Clinicopathological and immunohistochemical analysis of 20 cases of Merkel cell carcinoma in search of prognostic markers
Article first published online: 26 APR 2005
Volume 46, Issue 6, pages 622–634, June 2005
How to Cite
Llombart, B., Monteagudo, C., López-Guerrero, J. A., Carda, C., Jorda, E., Sanmartín, O., Almenar, S., Molina, I., Martín, J. M. and Llombart-Bosch, A. (2005), Clinicopathological and immunohistochemical analysis of 20 cases of Merkel cell carcinoma in search of prognostic markers. Histopathology, 46: 622–634. doi: 10.1111/j.1365-2559.2005.02158.x
- Issue published online: 18 MAY 2005
- Article first published online: 26 APR 2005
- Date of submission 30 November 2004 Accepted for publication 7 January 2005
- cutaneous neuroendocrine carcinoma;
- Merkel cell carcinoma;
- prognostic factors;
Aims: To evaluate the clinicopathological and immunohistochemical characteristics of Merkel cell carcinoma (MCC) in an attempt to find new, potentially significant, prognostic markers.

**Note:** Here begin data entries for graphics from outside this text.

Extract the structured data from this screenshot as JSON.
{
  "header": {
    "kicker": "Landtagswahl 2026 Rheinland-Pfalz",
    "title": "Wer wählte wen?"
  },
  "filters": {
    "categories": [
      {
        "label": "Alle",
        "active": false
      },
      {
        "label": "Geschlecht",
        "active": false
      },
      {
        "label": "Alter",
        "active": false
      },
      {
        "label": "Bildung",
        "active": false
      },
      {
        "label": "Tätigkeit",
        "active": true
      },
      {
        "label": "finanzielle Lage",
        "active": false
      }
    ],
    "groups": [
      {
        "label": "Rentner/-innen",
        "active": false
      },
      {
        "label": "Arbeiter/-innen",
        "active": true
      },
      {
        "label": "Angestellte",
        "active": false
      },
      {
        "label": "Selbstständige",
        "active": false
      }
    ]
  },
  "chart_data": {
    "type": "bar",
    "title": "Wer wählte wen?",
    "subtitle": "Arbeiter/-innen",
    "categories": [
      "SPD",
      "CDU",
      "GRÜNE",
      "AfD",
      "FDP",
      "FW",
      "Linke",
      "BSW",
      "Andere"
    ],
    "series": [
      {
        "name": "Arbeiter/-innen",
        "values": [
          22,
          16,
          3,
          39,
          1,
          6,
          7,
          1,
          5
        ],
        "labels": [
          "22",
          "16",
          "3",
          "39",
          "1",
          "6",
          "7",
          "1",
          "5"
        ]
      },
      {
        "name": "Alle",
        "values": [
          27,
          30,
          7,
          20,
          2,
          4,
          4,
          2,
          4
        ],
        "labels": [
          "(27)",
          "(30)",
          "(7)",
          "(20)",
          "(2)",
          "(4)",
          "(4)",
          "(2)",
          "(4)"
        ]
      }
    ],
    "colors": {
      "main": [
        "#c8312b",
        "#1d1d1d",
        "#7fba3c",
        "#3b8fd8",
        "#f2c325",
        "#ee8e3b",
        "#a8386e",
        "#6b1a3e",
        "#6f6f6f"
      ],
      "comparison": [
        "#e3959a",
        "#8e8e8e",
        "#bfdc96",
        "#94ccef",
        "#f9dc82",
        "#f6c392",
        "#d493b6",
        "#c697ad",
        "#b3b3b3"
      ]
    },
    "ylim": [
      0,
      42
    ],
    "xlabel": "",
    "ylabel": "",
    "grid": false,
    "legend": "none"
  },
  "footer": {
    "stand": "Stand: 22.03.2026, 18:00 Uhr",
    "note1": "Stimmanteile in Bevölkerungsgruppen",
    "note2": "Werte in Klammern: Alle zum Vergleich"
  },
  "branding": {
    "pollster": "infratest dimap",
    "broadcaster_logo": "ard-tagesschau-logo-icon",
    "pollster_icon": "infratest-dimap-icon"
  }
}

Methods and results: Clinical data and follow-up, histopathological features (pattern, cell size, thickness, mitoses, vascular invasion, lymphocytic infiltration) and immunohistochemical detection [CK20, thyroid transcription factor (TTF-1), chromogranin A, synaptophysin, p53, Ki67, Fli-1, CD99, c-Kit] were evaluated in 20 cases of MCC. Fli-1 and CD99 were detected in 90% and 55% of cases, respectively. Tumour size > 30 mm, stage II, ‘absent’ lymphocytic infiltration, and the presence of > 50% of Ki67+ tumour cells, were found to be prognostic indicators of disease-free interval (DFI), but only ‘absent’ lymphocytic infiltration constituted an independent prognostic factor of DFI after multivariate analysis. For overall survival, the same variables, together with local recurrence and lymph node involvement, had prognostic significance, with only local recurrence as an independent prognostic factor after multivariate analysis.
Conclusions: Absence of lymphocytic infiltration and Ki67 immunoreactivity in more than 50% of tumour cells should be evaluated in conjunction with other well-known prognostic markers in MCC. Furthermore, recognizing that Fli-1 and CD99 expression is commonly found in MCC by immunohistochemistry may avoid misinterpretation in the differential diagnosis of MCC with other small round cell tumours.